A top security aide for President Emmanuel Macron, caught on camera beating a protester, has been detained and is being questioned by authorities.
On a trip to southwestern France on Thursday, Macron declined to answer questions from reporters on the subject, saying only in a video posted by a Le Figaro reporter: "I didn't come here to see you".
Police are questioning Mr Benalla, an assistant to Mr Macron's chief of staff, over footage filmed by a student activist showing a woman and a man being beaten during the demonstrations on 1 May.
Video footage from the protest showed Alexandre Benalla lifting a protester off the ground by his neck and covering the man's mouth before striking him over the head with his fist.
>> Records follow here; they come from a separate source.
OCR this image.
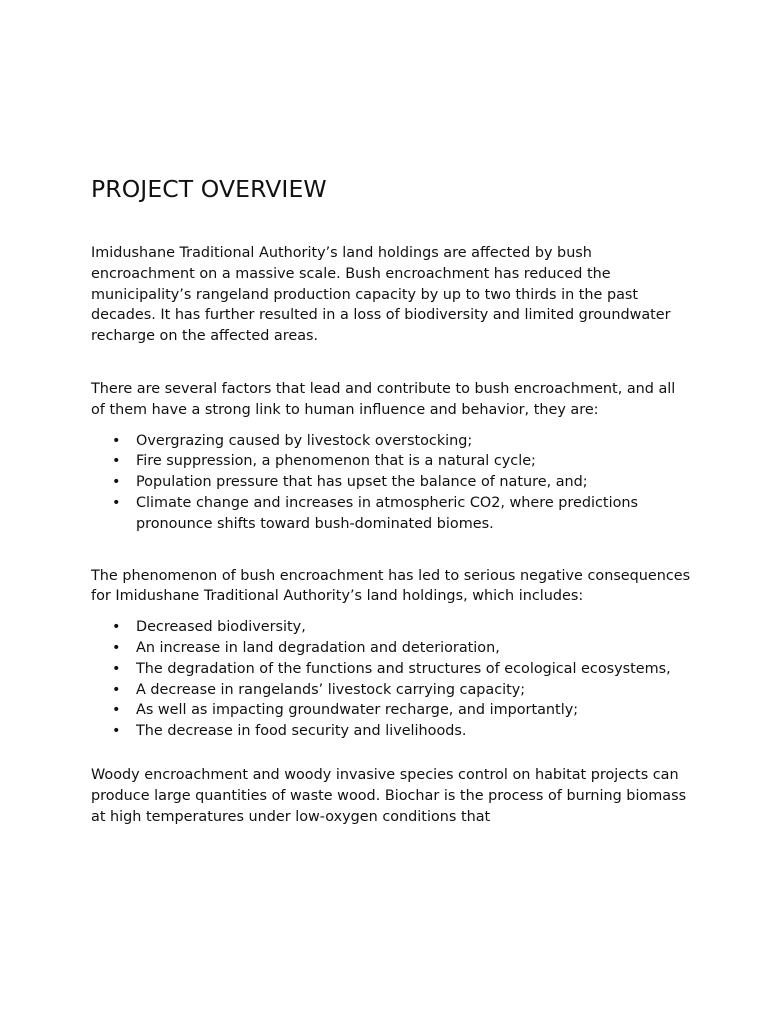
PROJECT OVERVIEW

Imidushane Traditional Authority’s land holdings are affected by bush encroachment on a massive scale. Bush encroachment has reduced the municipality’s rangeland production capacity by up to two thirds in the past decades. It has further resulted in a loss of biodiversity and limited groundwater recharge on the affected areas.

There are several factors that lead and contribute to bush encroachment, and all of them have a strong link to human influence and behavior, they are:

• Overgrazing caused by livestock overstocking;
• Fire suppression, a phenomenon that is a natural cycle;
• Population pressure that has upset the balance of nature, and;
• Climate change and increases in atmospheric CO2, where predictions pronounce shifts toward bush-dominated biomes.

The phenomenon of bush encroachment has led to serious negative consequences for Imidushane Traditional Authority’s land holdings, which includes:

• Decreased biodiversity,
• An increase in land degradation and deterioration,
• The degradation of the functions and structures of ecological ecosystems,
• A decrease in rangelands’ livestock carrying capacity;
• As well as impacting groundwater recharge, and importantly;
• The decrease in food security and livelihoods.

Woody encroachment and woody invasive species control on habitat projects can produce large quantities of waste wood. Biochar is the process of burning biomass at high temperatures under low-oxygen conditions that
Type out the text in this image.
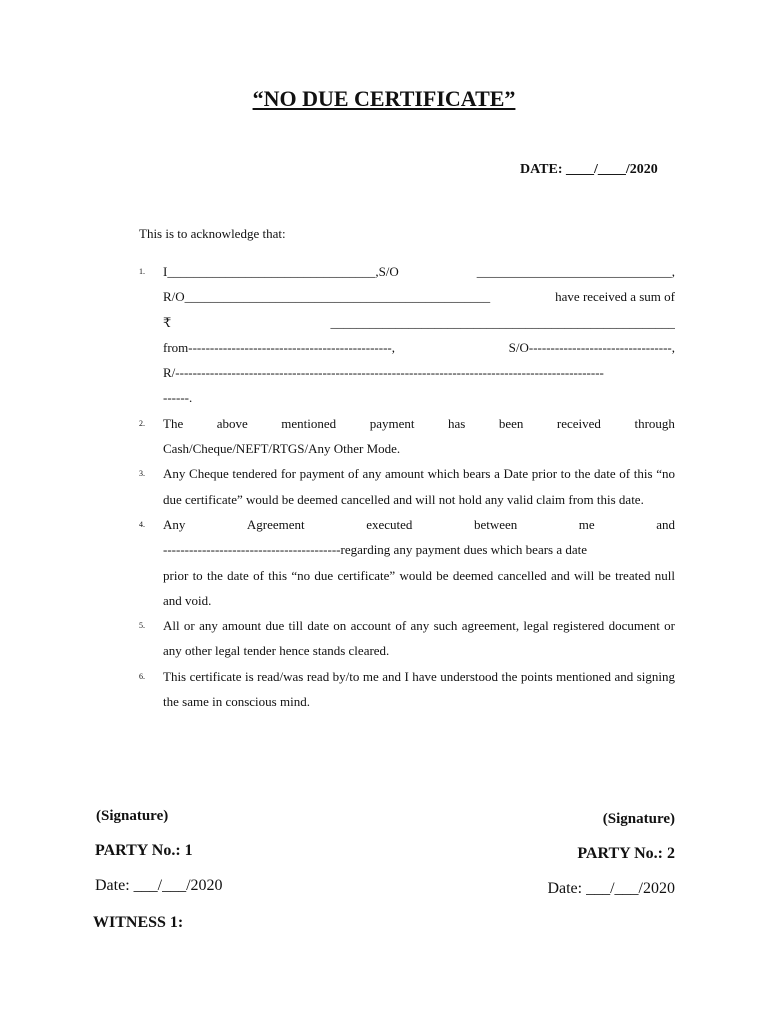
“NO DUE CERTIFICATE”
DATE: ____/____/2020
This is to acknowledge that:
1.	I________________________________,S/O	______________________________,
R/O_______________________________________________	have received a sum of
₹	_____________________________________________________
from-----------------------------------------------,	S/O---------------------------------,
R/---------------------------------------------------------------------------------------------------
------.
2.	The	above	mentioned	payment	has	been	received	through
Cash/Cheque/NEFT/RTGS/Any Other Mode.
3.	Any Cheque tendered for payment of any amount which bears a Date prior to the date of this “no due certificate” would be deemed cancelled and will not hold any valid claim from this date.
4.	Any	Agreement	executed	between	me	and
-----------------------------------------regarding any payment dues which bears a date
prior to the date of this “no due certificate” would be deemed cancelled and will be treated null and void.
5.	All or any amount due till date on account of any such agreement, legal registered document or any other legal tender hence stands cleared.
6.	This certificate is read/was read by/to me and I have understood the points mentioned and signing the same in conscious mind.
(Signature)
PARTY No.: 1
Date: ___/___/2020
WITNESS 1:
(Signature)
PARTY No.: 2
Date: ___/___/2020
Despite his official change to a desk job, Benalla was seen this month on the ground with police at several high-profile events, including the return home Monday of France's champion World Cup team, an event attended by hundreds of thousands.
"New facts that could constitute misdemeanour by Alexandre Benalla were brought to the president's attention", said an Elysée official. "This came as punishment for unacceptable behavior".
"An observer doesn't act like that", said the spokesman for the UNSA-Police union.
Opposition parties have condemned the presidency's handling of the matter, arguing the punishment was too lenient and the incident should have been referred to judicial authorities.
The president's office brushed off accusations that it had responded only because the almost three-month-old videos had become public.
Arnaud Montebourg, a former minister in former president Francois Hollande's government, recalled dismissing Benalla from his service after just a week because of a "serious professional failure".
"The feeling is that at the Elysee people think they're above everything", Wauquiez said.
"By not immediately managing a disciplinary problem, Emmanuel Macron now faces a political crisis", wrote the right-wing Le Figaro daily - which usually makes no secret of its admiration for the president. "This man is the eyes and ears of the prince (Macron)".
Mr Macron, an independent centrist, portrays himself as a relaxed liberal, but is becoming increasingly well known for his reactionary law and order policies.
Later the speaker of the lower house of parliament, Francois de Rugy, announced a parliamentary inquiry into the case.